Religious Believers Happier than Atheists and Agnostics: Study

By Hilary White

 

LONDON, March 18, 2008 (LifeSiteNews.com) - Another study has found that sincere and active religious belief makes people happy, the Daily Mail reports.

 

Statistical analysis has shown repeatedly that church attendance, family life and stable marriages are the building blocks of a happy life.

 

Prof. Andrew Clark of the Paris School of Economics, and Dr. Orsolya Lelkes of the European Centre for Social Welfare Policy and Research presented their research at the conference of the Royal Economic Society in Coventry. They said that religious believers are happier overall than atheists or agnostics. More than this, regular church attendance and an active prayer life make people even happier than passive belief alone.

 

Data gleaned from thousands of Europeans and British people say that religion can help people cope with life's disappointments and difficulties including the most stressful, such as the death of loved ones, divorce and unemployment. Religious believers have higher levels of satisfaction and suffer less psychological damage from life's troubles.

 

Meanwhile, church attendance in Britain and elsewhere continues its decades-long decline. Recent figures show a 500,000 fall in typical Sunday attendance in Britain since the last comparable research in 1998. Although these numbers can be seen most clearly in attendance at the Church of England and despite what is being called the "anomalous" and probably temporary rise in attendance at Catholic churches caused by an influx of eastern European immigrants to the UK, Catholic church attendance has also plummeted since the high point of the early 1960's. 

 

But the numbers of people who believe is falling even faster than attendance at weekly church services. People who identified themselves as members of the official state religion have dropped by 40 per cent since 1983. A 2005 study said that only 50 per cent of children are likely to retain the religious faith of their upbringing.

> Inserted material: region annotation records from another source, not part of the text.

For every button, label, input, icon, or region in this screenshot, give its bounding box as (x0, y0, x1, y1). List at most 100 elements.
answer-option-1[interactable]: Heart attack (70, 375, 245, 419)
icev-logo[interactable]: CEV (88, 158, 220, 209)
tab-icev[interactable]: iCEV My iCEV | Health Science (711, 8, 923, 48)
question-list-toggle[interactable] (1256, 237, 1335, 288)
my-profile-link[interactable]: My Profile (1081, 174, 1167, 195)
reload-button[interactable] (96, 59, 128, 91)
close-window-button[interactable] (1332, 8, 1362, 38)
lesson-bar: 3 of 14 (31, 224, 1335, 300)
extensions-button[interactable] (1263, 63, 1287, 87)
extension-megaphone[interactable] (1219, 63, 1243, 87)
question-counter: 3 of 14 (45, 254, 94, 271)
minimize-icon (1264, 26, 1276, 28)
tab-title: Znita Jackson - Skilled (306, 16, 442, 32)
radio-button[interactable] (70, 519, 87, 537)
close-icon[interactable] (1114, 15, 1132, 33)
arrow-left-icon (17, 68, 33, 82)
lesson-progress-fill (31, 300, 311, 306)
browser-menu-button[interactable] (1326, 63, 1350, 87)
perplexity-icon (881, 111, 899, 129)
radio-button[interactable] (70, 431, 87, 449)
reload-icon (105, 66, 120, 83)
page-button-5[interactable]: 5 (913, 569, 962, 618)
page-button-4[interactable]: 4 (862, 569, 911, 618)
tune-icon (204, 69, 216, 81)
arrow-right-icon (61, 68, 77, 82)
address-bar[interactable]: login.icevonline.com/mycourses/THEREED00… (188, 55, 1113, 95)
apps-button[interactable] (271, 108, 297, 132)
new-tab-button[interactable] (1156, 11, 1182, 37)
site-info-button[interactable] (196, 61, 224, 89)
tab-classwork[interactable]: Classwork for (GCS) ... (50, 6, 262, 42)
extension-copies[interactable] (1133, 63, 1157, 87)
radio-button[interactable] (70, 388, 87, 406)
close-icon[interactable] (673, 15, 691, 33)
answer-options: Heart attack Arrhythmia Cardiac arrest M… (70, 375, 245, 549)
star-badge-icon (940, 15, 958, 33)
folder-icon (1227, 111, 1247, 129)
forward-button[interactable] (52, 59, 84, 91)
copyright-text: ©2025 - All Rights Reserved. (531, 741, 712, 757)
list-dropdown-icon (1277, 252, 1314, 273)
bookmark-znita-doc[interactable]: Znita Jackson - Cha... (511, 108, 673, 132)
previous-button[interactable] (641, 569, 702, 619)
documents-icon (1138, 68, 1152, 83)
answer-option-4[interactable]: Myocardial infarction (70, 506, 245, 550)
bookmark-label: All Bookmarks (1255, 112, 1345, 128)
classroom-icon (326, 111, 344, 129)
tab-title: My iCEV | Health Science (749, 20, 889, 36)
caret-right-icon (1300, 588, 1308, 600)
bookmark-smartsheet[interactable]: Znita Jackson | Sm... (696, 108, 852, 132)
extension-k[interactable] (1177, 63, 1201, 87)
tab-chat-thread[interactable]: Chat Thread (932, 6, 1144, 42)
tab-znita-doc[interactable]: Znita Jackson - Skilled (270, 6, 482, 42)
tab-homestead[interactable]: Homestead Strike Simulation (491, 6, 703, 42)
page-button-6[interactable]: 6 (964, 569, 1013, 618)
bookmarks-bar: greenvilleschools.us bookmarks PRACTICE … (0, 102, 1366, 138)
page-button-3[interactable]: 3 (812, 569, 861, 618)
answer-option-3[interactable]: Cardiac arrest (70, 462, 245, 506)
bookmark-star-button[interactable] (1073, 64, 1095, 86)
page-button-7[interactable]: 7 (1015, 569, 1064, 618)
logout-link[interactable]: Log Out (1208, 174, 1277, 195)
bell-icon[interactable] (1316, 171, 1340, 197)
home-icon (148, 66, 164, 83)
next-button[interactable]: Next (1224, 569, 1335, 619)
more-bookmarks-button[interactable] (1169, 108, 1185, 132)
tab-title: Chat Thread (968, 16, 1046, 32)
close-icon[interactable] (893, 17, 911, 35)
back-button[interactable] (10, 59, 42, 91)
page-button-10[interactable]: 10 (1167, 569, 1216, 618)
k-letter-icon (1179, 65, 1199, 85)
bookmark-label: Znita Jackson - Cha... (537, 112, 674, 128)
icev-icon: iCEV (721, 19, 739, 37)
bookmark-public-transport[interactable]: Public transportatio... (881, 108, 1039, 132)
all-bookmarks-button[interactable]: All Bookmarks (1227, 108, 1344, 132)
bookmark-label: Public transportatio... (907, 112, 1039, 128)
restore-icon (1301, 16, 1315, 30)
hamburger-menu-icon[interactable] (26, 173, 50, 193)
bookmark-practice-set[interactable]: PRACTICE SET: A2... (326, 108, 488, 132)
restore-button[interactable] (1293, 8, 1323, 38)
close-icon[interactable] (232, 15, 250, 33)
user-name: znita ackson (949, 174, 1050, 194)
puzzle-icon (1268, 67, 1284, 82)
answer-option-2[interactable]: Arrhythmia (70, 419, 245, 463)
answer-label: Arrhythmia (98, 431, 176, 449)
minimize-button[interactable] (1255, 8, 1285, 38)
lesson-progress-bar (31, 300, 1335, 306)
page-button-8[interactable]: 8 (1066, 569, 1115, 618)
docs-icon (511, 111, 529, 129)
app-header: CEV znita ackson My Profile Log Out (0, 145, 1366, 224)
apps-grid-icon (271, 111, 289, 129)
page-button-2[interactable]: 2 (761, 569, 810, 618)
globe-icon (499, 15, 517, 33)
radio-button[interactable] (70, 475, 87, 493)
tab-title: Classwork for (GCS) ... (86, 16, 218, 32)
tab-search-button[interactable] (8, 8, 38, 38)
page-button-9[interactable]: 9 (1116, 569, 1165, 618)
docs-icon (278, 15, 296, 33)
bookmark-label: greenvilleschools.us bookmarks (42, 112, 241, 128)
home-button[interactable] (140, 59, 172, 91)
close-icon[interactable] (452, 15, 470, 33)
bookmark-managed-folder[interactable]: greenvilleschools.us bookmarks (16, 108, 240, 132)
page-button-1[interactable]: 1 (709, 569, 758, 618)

The report suggested that the decline in religious belief through the generations is already too far gone for any reversal.

 

The author one study, Dr. David Voas, said the loss of faith in Britain "is not temporary or accidental, it is a generational phenomenon - the decline has continued year on year. The fact that children are only half as likely to believe as their parents indicates that, as a society, we are at an advanced stage of secularisation." In 2000, a survey found that half of all adults in the UK say they have no religious affiliation, a 13 percent increase from 1983.